Temptation. Sometimes it’s fine to yield. I stumbled on a math problem while writing the entry for TGRWT #5 and I can’t solve it. What is the most efficient way to cut diamond shapes from a square?


Making the cut

Baklava and kibbeh are usually cut into diamond shapes, which is a little harder to do than squares or rectangles. My mom eyeballs her way through a zig-zag patterns. The perfectionist in me wants to get some edible inks to print a guide for the knife to follow. Or better, a computer controlled laser cutter. In the mean time, there is an alternative to mom’s pattern (and other cooks too) that gives more full diamonds from a square dish:

You baked it in a square dish, right?

Start out by dividing the square in five horizontal strips. Eyeball the middle (yellow line) and then move the knife up a bit. The idea is to get a strip that will be divided into two and another that will be divided into three.

Finish the horizontal cuts by dividing the upper section into two and the lower into three.

Move one third from the right and aim at the second cut down. Make one small cut.

Make one piece to the right of that cut by cutting the strip parallel to the first angled cut.

Divide the other side into three pieces.

Using the first strip as a guide zig-zag your way through the rest of the square.
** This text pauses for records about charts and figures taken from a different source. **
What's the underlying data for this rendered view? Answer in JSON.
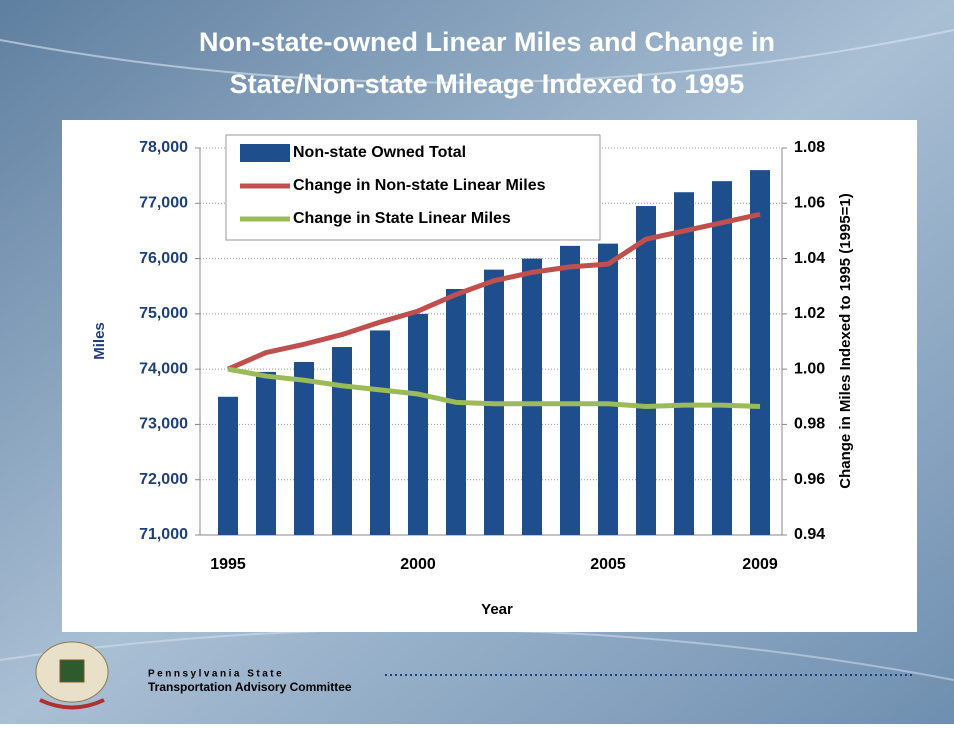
{
  "chart_data": {
    "type": "bar",
    "title": [
      "Non-state-owned Linear Miles and Change in",
      "State/Non-state Mileage Indexed to 1995"
    ],
    "categories": [
      "1995",
      null,
      null,
      null,
      null,
      "2000",
      null,
      null,
      null,
      null,
      "2005",
      null,
      null,
      null,
      "2009"
    ],
    "series": [
      {
        "name": "Non-state Owned Total",
        "type": "bar",
        "color": "#1f4e8c",
        "axis": "y",
        "values": [
          73500,
          73950,
          74130,
          74400,
          74700,
          75000,
          75450,
          75800,
          76000,
          76230,
          76270,
          76950,
          77200,
          77400,
          77600
        ]
      },
      {
        "name": "Change in Non-state Linear Miles",
        "type": "line",
        "color": "#c0504d",
        "axis": "y2",
        "values": [
          1.0,
          1.006,
          1.009,
          1.0125,
          1.017,
          1.021,
          1.027,
          1.032,
          1.035,
          1.037,
          1.038,
          1.047,
          1.05,
          1.053,
          1.056
        ]
      },
      {
        "name": "Change in State Linear Miles",
        "type": "line",
        "color": "#9bbb59",
        "axis": "y2",
        "values": [
          1.0,
          0.9975,
          0.996,
          0.994,
          0.9925,
          0.991,
          0.988,
          0.9875,
          0.9875,
          0.9875,
          0.9875,
          0.9865,
          0.987,
          0.987,
          0.9865
        ]
      }
    ],
    "xlabel": "Year",
    "ylabel": "Miles",
    "y2label": "Change in Miles Indexed to 1995 (1995=1)",
    "ylim": [
      71000,
      78000
    ],
    "yticks": [
      {
        "value": 71000,
        "label": "71,000"
      },
      {
        "value": 72000,
        "label": "72,000"
      },
      {
        "value": 73000,
        "label": "73,000"
      },
      {
        "value": 74000,
        "label": "74,000"
      },
      {
        "value": 75000,
        "label": "75,000"
      },
      {
        "value": 76000,
        "label": "76,000"
      },
      {
        "value": 77000,
        "label": "77,000"
      },
      {
        "value": 78000,
        "label": "78,000"
      }
    ],
    "y2lim": [
      0.94,
      1.08
    ],
    "y2ticks": [
      0.94,
      0.96,
      0.98,
      {
        "value": 1.0,
        "label": "1.00"
      },
      1.02,
      1.04,
      1.06,
      1.08
    ],
    "grid": true,
    "legend": "top-left"
  },
  "footer": {
    "org_line1": "Pennsylvania State",
    "org_line2": "Transportation Advisory Committee"
  }
}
Finish the pattern, one row at a time.

The pattern is based on the idea that we can eyeball halves and thirds quite well. So to get fifths one tries to build it up from halves and thirds.

Mathematics. Beware

The zig-zag pattern has more full pieces than the straight line pattern.

more efficient pattern

You have the equivalent of 2.8 pieces of left-overs in the zig-zag, whereas in the straight line its 4.5 pieces. Which is better depends on how much you have to serve and how much you want to nibble.

That closet mathematician in me keeps asking what is the most efficient pattern? And if one finds it, how does one prove it is the most efficient? Finite space tiling questions are usually hard. Most efficient means that the area of the wasted pieces is as small as possible. The pieces would be perfect 60 degree lozenges of side one and not the 60.95 degree described above. The wasted pieces should add up to an area that is small with respect to the perimeter of the square (and not the area, because for simple patterns such as the zig-zag pattern the ratio of wastage to total area goes to zero as the square gets bigger).

This problem seems beyond recreational mathematics and in the realm of interacting models in statistical mechanics.